Business intelligence is the buzzword making the rounds in corporate circles. To achieve said intelligence, algorithms and predictive analytics are employed, and for that big data is a prerequisite. In this day and age, where literally everything is measured and monitored, there are vast quantities of data generated which can be used in many beneficial ways.
The difficulty arises not only in deciding how to analyse the data for useful insights, but rather how to protect the information. The data dealt with could be sensitive and cause problems for companies if unwittingly divulged. The goal of securing big data was undertaken by the Cloud Security Alliance (CSA) recently, with the release of The Big Data Security and Privacy Handbook comprising useful tips for data storage, encryption, governance, monitoring and security.
Herewith are five practices that can be undertaken to secure big data.
Secure distributed programming frameworks
Distributed programming systems are popular with those utilizing big data. These frameworks are essentially pooled data connected to various networked computers or nodes for developers to use as part of programming models. This works for big data because it gives analysts access to large amounts of data from various sources and allows easy creation of a computational pipeline which is a necessity when setting up algorithms. Examples of such systems are Hadoop, MapReduce and Spark.
With all the sharing and distribution within these frameworks, there is a serious risk of leakage as well as information from untrusted mappers which results in erroneous results. A recommendation from the CSA involves verifying trust through channels such as Kerberos Authentication, and ensuring security policies are adhered to by all nodes.
De-identifying data by decoupling all personally identifiable information will protect the privacy of those involved. It is imperative to ensure files are access controlled to prevent leakage of information. This can be achieved using mandatory access control, which can be performed with various software tools.
To keep data secure, regular maintenance is required, checking all nodes periodically and screening for fake nodes or duplicate data.
Endpoint filtering and validation
Safeguarding the endpoint is vital to big data security. The first step is to only use trusted certificates and testing resources prior to utilisation. Another way to secure the network is to employ a mobile device management solution which prevents dissemination of information by providing the ability to locate, lock and wipe lost devices. Additionally, this tool can prevent unauthorised copying from company data.
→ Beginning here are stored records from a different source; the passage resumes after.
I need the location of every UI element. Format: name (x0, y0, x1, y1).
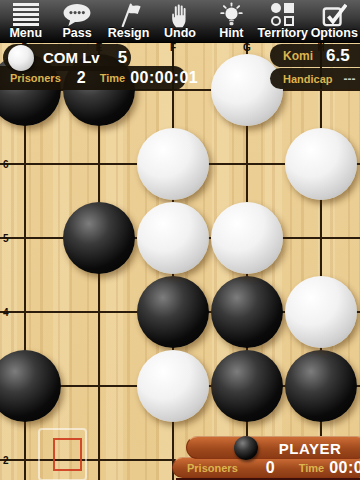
territory-button[interactable]: Territory (257, 0, 308, 42)
handicap-label: Handicap (283, 73, 333, 85)
resign-button-label: Resign (108, 27, 150, 40)
territory-button-label: Territory (258, 27, 308, 40)
white-stone-H6 (285, 128, 357, 200)
menu-icon (13, 2, 39, 27)
hand-icon (168, 2, 192, 27)
handicap-pill: Handicap --- (270, 68, 360, 89)
checkbox-check-icon (322, 2, 347, 27)
toolbar: Menu Pass Resign (0, 0, 360, 43)
col-label-G: G (243, 42, 251, 53)
lightbulb-icon (218, 2, 245, 27)
undo-button-label: Undo (164, 27, 196, 40)
handicap-value: --- (344, 72, 356, 86)
hint-button[interactable]: Hint (206, 0, 257, 42)
white-stone-G5 (211, 202, 283, 274)
black-stone-G3 (211, 350, 283, 422)
black-stone-D3 (0, 350, 61, 422)
resign-button[interactable]: Resign (103, 0, 154, 42)
black-stone-F4 (137, 276, 209, 348)
row-label-2: 2 (3, 455, 9, 466)
com-level-value: 5 (118, 48, 127, 68)
row-label-4: 4 (3, 307, 9, 318)
pass-button-label: Pass (63, 27, 92, 40)
com-prisoners-label: Prisoners (10, 72, 61, 84)
white-stone-F5 (137, 202, 209, 274)
black-stone-G4 (211, 276, 283, 348)
com-time-value: 00:00:01 (130, 69, 198, 87)
white-stone-H4 (285, 276, 357, 348)
undo-button[interactable]: Undo (154, 0, 205, 42)
col-label-F: F (170, 42, 176, 53)
komi-label: Komi (283, 49, 313, 63)
player-prisoners-value: 0 (266, 459, 275, 477)
player-stats-pill: Prisoners 0 Time 00:00:06 (172, 457, 360, 478)
com-prisoners-value: 2 (77, 69, 86, 87)
black-stone-icon (234, 436, 258, 460)
com-label: COM Lv (43, 49, 100, 66)
options-button-label: Options (311, 27, 358, 40)
speech-bubble-icon (62, 2, 92, 27)
board-minimap (38, 428, 87, 480)
komi-pill: Komi 6.5 (270, 44, 360, 67)
black-stone-E5 (63, 202, 135, 274)
com-time-label: Time (100, 72, 125, 84)
white-stone-F6 (137, 128, 209, 200)
player-prisoners-label: Prisoners (187, 462, 238, 474)
player-time-value: 00:00:06 (329, 459, 360, 477)
row-label-5: 5 (3, 233, 9, 244)
minimap-viewport-box[interactable] (53, 438, 82, 471)
white-stone-icon (8, 45, 34, 71)
player-time-label: Time (299, 462, 324, 474)
player-pill: PLAYER (186, 436, 360, 459)
row-label-6: 6 (3, 159, 9, 170)
menu-button[interactable]: Menu (0, 0, 51, 42)
options-button[interactable]: Options (309, 0, 360, 42)
black-stone-H3 (285, 350, 357, 422)
player-name: PLAYER (267, 440, 353, 457)
menu-button-label: Menu (9, 27, 42, 40)
territory-shapes-icon (271, 2, 294, 27)
komi-value: 6.5 (326, 46, 350, 66)
flag-icon (114, 2, 144, 27)
hint-button-label: Hint (219, 27, 243, 40)
com-player-pill: COM Lv 5 (3, 44, 131, 71)
white-stone-G7 (211, 54, 283, 126)
white-stone-F3 (137, 350, 209, 422)
go-app-screen: DEFGH765432 Menu Pass Re (0, 0, 360, 480)
pass-button[interactable]: Pass (51, 0, 102, 42)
Techniques to detect outliers and statistical similarities are used to filter malicious content and validate data, preventing various nefarious cyber-attacks which use multiple identities and duplicate data.
Data privacy
Maintaining data privacy on this scale is a difficult proposition. Differential privacy is recommended by the CSA. This method minimizes the chance of record identification, while maintaining query accuracy. In addition to this, homomorphic encryption should be used to store and process information in the cloud. This advancement allows computation to be performed without decrypting the data, thus also allowing outsourced vendors to deal with data successfully without revealing private information.
Beyond these security measures, employees need to be made aware of privacy policies and authorisation regulations. It is also suggested that privacy-preserving data composition be implemented. This controls leakage from various databases by way of monitoring the arrangements and links connecting the databases.
Big data encryption
There are many advanced cryptography models available and many of them now allow running searches on encrypted information. The CSA advises using a variety of cryptographic methods to protect big data.
There is relational encryption which allows comparison of encrypted data via data signal boosters without divulging encryption keys, as well as identity-based encryption which enables encryption for a given identity. Attribute-based encryption has the power to integrate access control into the encryption package and lastly, converged encryption utilizes encryption keys to aid the identification of duplicate data.
Audit the system
Auditing big data security is critical to maintain a safe environment. This is particularly true after a cyber-attack. The audit trail is followed to assess accessibility to information and security controls in place. It is imperative to store this audit data separately to prevent it skewing big data. There are various open source audit software protocols available and this facilitates the audit process.
Big data can pose big problems unless the correct strategies and techniques are employed to secure the data adequately. It is crucial to implement a comprehensive security scheme to protect data at every facet of the business big data pipeline to ensure that the data used for making business decisions is true, accurate and safe.